2. Why are U.S. automakers unhappy with future standards?

One key concession by Obama during the talks that produced the 2011 agreement was to agree to backload many of the increases. That means the manufacturers had to make only gradual improvements for the first decade but face steeply increasing requirements from 2021 to 2025. Automakers have endorsed the need for cleaner cars but say meeting ever-higher standards is proving a tricky task. GM’s redesigned Malibu sedan weighed 300 pounds less and had an engine 40 percent smaller but got just two more miles per gallon. At the same time, cheaper gas has tilted sales away from fuel-efficient cars, with Toyota Prius sales down 26 percent last year in the U.S. That’s increasing the burden of compliance on big pickups, which accounts for a significant portion of Ford Motor Co.’s profit in North America. In 2014, the company spent more than $1 billion to retool factories to build aluminum bodies for its F-150 pickup and introduced turbo-charged V-6 engines. To keep pace with the standards, the company is planning a hybrid F-150, and may introduce diesel and four-cylinder versions.

3. What happens next?

In negotiations that led to the rules, Obama agreed to an industry request for a midterm evaluation in 2017, in which regulators would examine whether the costs and benefits of the clean car rules were meeting expectations. In January, the Environmental Protection Agency said it had finished its portion of the review and had concluded that no changes in the greenhouse gas rules were needed. Ford Chief Executive Officer Mark Fields denounced the move as "11th hour politics." Automakers claim they’re spending more money than the government predicted to comply with the rules. They also want more credits granted for eco-friendly technology like aerodynamic design that can help them meet their targets.

4. What’s the debate?

Automakers say that without revisions to the agreement, consumers will have to spend too much for fuel-saving innovations and consequently will be slow to embrace them. Environmentalists say that sounds like GM’s claim in 1973 that it would go bankrupt if California forced the installation of catalytic converters. Under Obama, regulators insisted that improvements to efficiency cost consumers much less than they can save on gasoline — and so benefit both the economy and the environment.

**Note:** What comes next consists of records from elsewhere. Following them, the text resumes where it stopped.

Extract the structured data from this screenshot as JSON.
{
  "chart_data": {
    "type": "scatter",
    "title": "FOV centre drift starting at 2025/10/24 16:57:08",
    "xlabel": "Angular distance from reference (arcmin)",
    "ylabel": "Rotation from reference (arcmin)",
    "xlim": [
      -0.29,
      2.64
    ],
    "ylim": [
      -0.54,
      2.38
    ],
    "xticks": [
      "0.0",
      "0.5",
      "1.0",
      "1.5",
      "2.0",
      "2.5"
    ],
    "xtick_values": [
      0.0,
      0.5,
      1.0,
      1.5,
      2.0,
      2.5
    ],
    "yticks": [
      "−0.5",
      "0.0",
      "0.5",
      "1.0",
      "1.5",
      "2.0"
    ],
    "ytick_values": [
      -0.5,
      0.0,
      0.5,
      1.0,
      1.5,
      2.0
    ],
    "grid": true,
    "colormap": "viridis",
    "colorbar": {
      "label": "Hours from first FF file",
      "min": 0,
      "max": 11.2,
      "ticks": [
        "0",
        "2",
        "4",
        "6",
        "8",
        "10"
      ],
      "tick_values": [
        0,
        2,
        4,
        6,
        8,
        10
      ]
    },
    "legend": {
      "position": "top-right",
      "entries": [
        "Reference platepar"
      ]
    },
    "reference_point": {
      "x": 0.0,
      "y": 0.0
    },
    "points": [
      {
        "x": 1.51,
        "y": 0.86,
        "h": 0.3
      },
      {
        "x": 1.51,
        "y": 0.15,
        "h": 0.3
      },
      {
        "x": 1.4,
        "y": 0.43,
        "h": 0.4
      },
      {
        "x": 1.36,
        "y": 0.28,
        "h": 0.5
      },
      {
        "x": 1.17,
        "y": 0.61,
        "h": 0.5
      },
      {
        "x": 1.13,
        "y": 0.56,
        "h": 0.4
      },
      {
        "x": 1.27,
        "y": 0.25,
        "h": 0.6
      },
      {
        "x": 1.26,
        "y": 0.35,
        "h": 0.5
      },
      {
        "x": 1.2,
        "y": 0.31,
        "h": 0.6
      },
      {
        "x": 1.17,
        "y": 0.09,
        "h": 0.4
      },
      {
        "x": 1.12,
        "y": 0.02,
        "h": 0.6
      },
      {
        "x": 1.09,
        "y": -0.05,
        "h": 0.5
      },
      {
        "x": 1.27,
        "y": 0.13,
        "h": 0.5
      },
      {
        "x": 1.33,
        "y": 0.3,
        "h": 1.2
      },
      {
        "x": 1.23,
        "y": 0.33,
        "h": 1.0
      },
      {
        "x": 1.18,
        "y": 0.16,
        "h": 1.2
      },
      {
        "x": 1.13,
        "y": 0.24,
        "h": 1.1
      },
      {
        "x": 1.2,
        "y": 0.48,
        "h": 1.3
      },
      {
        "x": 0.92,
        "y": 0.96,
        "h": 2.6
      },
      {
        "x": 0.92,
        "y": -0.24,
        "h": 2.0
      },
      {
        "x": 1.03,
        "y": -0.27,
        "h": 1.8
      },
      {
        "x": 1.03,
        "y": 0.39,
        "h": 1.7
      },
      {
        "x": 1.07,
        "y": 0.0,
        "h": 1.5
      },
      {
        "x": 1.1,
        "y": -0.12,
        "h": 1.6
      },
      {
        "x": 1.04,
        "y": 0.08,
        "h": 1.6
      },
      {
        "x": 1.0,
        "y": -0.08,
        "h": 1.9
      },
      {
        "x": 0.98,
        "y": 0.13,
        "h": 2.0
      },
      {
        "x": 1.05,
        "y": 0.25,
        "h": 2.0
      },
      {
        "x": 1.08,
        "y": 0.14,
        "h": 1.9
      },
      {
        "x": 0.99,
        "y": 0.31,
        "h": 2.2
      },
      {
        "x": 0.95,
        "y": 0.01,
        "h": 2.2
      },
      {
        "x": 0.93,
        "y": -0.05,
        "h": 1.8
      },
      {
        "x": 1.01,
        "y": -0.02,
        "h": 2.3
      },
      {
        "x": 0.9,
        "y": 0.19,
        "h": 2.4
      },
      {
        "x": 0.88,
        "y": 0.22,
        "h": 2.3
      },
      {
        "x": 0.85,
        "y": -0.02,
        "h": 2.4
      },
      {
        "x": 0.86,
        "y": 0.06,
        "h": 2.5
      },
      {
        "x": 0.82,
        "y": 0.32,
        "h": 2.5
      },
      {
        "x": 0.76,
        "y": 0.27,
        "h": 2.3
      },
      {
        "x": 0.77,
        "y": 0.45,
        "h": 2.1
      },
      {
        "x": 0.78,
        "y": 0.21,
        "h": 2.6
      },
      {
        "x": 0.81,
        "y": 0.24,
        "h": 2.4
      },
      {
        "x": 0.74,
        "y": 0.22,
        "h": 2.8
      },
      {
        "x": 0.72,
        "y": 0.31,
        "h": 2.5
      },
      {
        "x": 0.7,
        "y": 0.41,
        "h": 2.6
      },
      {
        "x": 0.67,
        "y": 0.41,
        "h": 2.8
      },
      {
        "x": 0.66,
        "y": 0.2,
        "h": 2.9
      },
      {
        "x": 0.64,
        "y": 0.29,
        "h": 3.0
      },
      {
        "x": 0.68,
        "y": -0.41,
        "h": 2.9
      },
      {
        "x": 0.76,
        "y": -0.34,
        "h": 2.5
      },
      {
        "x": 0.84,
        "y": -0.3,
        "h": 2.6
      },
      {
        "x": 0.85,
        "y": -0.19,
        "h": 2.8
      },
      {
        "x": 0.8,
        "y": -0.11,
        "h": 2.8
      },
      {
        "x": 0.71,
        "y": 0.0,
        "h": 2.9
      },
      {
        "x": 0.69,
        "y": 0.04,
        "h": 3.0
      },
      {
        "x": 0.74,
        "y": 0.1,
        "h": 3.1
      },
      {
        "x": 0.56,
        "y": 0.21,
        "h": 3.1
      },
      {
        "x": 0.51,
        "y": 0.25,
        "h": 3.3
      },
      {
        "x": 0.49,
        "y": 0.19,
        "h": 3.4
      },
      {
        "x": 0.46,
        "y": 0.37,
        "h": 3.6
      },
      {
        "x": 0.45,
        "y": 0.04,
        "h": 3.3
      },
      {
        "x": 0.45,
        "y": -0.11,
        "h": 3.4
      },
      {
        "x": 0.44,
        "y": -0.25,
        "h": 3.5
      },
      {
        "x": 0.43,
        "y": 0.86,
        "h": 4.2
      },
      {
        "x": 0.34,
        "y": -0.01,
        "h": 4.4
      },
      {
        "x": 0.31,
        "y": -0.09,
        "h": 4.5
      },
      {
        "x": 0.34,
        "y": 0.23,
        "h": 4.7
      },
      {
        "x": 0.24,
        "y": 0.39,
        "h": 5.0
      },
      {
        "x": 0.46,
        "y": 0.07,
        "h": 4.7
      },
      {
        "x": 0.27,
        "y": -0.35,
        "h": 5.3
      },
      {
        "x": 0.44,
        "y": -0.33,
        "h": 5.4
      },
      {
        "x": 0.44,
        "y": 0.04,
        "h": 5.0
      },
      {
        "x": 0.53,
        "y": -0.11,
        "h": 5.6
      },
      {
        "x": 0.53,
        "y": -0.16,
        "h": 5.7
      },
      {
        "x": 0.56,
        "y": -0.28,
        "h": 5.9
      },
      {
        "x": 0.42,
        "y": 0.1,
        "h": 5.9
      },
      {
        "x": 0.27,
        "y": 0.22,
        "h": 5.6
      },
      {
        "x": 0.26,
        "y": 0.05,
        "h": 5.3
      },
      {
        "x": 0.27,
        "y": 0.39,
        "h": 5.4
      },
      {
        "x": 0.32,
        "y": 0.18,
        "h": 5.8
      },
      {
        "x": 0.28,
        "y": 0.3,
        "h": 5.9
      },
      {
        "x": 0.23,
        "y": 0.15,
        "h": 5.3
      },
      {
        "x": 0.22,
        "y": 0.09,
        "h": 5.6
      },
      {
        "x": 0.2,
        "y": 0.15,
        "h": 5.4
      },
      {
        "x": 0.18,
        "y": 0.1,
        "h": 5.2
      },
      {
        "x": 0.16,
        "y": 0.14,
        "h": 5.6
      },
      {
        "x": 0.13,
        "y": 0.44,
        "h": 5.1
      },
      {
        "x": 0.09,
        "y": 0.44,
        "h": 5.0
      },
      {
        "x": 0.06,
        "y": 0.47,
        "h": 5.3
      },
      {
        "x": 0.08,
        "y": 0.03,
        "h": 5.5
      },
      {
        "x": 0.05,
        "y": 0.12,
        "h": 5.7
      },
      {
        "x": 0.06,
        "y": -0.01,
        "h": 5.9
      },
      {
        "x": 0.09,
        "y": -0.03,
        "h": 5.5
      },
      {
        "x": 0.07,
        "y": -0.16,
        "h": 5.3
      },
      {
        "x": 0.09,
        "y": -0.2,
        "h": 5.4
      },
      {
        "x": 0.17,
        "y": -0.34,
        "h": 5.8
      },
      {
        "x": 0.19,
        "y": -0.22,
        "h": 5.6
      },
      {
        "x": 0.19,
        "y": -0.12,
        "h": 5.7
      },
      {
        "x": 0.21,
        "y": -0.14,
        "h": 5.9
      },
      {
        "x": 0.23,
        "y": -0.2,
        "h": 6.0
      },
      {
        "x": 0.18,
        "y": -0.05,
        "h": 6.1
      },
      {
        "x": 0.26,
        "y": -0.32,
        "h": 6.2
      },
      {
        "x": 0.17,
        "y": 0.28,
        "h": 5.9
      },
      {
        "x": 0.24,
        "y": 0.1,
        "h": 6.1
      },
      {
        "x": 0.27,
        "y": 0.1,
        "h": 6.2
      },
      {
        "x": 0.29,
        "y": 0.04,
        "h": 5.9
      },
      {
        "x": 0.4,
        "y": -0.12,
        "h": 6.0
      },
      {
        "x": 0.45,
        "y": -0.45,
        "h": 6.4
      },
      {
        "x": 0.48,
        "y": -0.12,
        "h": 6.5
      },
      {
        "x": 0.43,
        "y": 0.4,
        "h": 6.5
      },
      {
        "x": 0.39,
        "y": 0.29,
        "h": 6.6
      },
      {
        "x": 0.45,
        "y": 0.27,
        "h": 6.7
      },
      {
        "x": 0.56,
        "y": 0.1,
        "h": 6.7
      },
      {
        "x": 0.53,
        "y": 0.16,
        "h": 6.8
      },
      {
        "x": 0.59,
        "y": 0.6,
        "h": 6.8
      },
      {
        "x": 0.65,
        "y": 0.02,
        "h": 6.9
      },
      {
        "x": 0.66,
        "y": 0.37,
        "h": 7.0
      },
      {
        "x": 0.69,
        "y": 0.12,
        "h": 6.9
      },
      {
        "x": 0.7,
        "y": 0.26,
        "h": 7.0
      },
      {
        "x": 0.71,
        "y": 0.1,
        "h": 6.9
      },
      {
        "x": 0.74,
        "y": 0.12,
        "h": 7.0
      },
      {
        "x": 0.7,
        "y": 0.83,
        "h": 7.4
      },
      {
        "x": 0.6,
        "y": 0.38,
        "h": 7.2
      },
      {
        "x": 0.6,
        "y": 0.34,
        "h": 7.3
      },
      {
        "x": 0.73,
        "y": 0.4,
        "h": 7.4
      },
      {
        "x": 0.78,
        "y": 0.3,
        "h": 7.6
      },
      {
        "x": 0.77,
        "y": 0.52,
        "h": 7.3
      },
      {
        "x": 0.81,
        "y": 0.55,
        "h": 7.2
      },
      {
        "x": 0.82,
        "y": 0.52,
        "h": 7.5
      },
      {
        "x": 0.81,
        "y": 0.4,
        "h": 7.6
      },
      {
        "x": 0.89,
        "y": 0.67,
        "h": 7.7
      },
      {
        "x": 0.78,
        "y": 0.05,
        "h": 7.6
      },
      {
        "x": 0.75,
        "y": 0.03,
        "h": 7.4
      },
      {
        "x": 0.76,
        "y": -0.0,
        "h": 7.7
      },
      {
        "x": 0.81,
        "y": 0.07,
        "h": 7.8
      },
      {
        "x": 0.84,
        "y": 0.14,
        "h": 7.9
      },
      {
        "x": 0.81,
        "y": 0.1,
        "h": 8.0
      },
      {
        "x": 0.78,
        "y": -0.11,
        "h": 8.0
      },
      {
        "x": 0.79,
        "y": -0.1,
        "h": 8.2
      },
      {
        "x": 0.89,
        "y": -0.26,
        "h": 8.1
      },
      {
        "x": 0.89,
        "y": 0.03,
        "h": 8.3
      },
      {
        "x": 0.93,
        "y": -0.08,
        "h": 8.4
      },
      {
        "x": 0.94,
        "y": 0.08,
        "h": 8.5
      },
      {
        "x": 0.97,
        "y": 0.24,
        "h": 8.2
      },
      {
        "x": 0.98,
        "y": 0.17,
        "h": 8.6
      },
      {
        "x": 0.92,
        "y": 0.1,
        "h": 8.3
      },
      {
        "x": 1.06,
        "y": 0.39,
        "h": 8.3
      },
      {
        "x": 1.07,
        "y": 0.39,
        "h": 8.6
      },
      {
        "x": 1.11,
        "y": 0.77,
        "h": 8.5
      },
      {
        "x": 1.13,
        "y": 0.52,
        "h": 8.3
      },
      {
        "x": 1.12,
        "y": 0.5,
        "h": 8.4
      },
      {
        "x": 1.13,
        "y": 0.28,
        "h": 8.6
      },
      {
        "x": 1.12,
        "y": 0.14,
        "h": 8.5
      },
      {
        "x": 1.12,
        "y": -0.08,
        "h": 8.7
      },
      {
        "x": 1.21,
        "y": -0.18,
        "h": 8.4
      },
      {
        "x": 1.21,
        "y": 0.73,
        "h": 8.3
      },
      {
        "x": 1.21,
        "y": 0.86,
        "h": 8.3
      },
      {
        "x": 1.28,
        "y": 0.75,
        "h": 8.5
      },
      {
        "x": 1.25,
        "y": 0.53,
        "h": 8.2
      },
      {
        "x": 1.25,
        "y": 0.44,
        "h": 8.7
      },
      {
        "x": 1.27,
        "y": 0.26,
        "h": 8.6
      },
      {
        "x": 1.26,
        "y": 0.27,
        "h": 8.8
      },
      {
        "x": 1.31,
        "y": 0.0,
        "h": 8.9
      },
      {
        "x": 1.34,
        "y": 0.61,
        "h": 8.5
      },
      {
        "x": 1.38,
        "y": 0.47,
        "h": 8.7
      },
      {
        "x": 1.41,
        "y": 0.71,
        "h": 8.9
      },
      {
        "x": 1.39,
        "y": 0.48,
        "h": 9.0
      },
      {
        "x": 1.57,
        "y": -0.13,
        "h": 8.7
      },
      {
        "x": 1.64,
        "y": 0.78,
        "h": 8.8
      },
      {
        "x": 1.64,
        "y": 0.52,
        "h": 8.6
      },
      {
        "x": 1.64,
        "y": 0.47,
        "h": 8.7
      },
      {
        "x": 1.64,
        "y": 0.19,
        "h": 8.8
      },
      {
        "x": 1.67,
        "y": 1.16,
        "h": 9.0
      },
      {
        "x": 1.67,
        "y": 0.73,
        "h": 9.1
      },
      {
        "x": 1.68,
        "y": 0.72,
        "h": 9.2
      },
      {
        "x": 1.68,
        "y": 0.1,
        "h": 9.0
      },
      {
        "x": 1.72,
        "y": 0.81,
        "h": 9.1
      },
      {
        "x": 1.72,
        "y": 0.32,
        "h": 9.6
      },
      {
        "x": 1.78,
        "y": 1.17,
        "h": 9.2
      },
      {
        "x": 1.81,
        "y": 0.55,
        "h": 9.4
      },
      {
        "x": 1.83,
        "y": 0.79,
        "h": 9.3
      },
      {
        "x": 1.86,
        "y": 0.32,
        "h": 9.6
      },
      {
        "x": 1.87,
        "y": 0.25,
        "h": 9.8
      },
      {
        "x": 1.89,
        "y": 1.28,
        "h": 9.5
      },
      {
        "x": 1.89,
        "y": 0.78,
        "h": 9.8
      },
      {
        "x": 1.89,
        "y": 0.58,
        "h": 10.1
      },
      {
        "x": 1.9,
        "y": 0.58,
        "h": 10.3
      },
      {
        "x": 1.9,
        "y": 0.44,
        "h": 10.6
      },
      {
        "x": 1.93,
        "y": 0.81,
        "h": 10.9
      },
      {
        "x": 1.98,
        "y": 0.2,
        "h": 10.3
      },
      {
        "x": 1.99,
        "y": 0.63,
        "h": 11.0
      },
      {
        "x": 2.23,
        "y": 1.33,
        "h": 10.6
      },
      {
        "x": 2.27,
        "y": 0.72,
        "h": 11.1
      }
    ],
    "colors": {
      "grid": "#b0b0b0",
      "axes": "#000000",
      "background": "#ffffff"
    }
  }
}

5. So Trump is going to undo the rules?

Well, he’s planning on giving automakers a second shot at the question. But even if the EPA revisits the mid-term review, it won’t necessarily come to a different conclusion than the one reached in Obama’s final days in office. That decision was the culmination of an evaluation that began last summer with the publication of a more than 1,200-page Technical Assessment Report that examined costs, technology effectiveness, and other aspects of the standards. To change the standards, EPA must produce a new rule to replace the current one. That would include issuing a public notice and seeking comment and would raise the potential of a court challenge by environmental groups. The National Highway Traffic Safety Administration, meanwhile, will soon start writing formal rules for its 2022-2025 fuel economy targets. And California has also signaled that it intends to increase its zero-emission targets even if the federal government loosens its own timetable.